Today’s labour market statistics reveal an employment recovery that is picking up, but remains very weak – though there is some genuine good news in today’s results.
Today’s labour market statistics reveal an employment recovery that is picking up, but remains very weak – though there is some genuine good news in today’s results:
• There were 28,984,000 people in employment in the three month period from March to May. This is 119,000 higher than last month’s figure, which covered February to April, and 160,000 higher than the figure for the last three month period (December to February.)
• There were 2,468,000 unemployed people; down 4,000 from last month’s figure and down 34,000 from the last three month period.
• Youth unemployment (18 – 24) at 707,000 is down 6,000 from last month and down 19,000 from last quarter.
The increase in the number of people in employment is the largest since records began in 1971, but 45 per cent of the increase was people working in part-time jobs and a similar proportion came from those in temporary work.
Today also saw the publication of the quarterly Workforce Jobs figures, which were less encouraging. These figures look at how many jobs there are, rather than how many people are working, and we now have figures for March, which show 30,766,000 jobs. This is a 13,000 increase on the overall figure for December, but it is made up of a 47,000 fall in employee jobs and a 58,000 increase in self-employment.
There is a lot of fuss about how wonderful it is to be your own boss and so forth, but increased self-employment during a recession isn’t necessarily a good sign; a lot of it will be people who’ve given up on getting anyone else to give them a job and are starting up their own business in desperation. Some will succeed, but this isn’t a good time to be setting up your own firm and most will go bust.
These figures also show employment falling sharply in manufacturing (down 51,000), construction (down 63,000) and finance (down 39,000) and no net increase in public sector employment. These are the sectors where employment growth often begins, so these figures are worrying.
The figures for vacancies have improved a little; there were 482,000 job vacancies in the period March to May, slightly up from 480,000 in February to April. Chris Grayling, the employment minister, has a well-established tendency to use the vacancy figures to suggest that unemployed people are to blame for their unemployment, but the key statistic is the ratio of unemployed people to vacancies – which is still above 5:1.
In non-recessionary times, this tends to be below 3:1, which suggests that the problem is the lack of jobs, not the character of the unemployed. The TUC has published an interactive map showing this ratio for each Parliamentary constituency.
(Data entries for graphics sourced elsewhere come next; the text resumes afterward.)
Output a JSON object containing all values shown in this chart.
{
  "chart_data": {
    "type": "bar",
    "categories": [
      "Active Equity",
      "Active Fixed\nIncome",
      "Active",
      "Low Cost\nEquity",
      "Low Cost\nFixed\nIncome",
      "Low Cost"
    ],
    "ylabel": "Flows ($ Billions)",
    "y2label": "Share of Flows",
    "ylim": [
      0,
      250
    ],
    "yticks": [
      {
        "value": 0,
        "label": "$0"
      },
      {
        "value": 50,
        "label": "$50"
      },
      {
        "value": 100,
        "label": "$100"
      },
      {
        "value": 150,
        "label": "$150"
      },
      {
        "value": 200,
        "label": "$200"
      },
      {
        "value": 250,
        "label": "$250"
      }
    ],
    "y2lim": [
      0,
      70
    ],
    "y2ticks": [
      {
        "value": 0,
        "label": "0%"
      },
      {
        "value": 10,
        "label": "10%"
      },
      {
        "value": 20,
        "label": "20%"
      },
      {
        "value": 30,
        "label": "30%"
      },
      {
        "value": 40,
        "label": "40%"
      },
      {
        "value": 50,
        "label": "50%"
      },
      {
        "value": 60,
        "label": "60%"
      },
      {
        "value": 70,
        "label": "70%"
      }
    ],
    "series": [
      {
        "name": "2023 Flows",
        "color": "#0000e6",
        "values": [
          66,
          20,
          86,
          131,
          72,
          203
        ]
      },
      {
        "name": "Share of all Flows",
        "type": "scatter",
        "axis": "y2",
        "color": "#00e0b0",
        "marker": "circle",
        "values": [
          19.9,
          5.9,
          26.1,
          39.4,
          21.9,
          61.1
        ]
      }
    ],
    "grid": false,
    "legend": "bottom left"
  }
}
The other reason for being quite downbeat about today’s figures is that they confirm that long-term unemployment is still rising: 1,306,000 people have been unemployed over six months, up five thousand on last month’s figure and twenty thousand on the last quarter. Long-term unemployment causes misery that lasts for years and we can’t say we have a recovery until it is falling.
Employment is rising, but we don’t have the solid basis of recovery across all industries and types of employment that we need if want to claim that it is well-established and it certainly isn’t strong enough to withstand the impact of massive cuts. We know that the long-term prospects for jobs are worse than the Coalition has been willing to admit; today’s figures reveal how easily we could slip from gradual improvement to a deeper decline.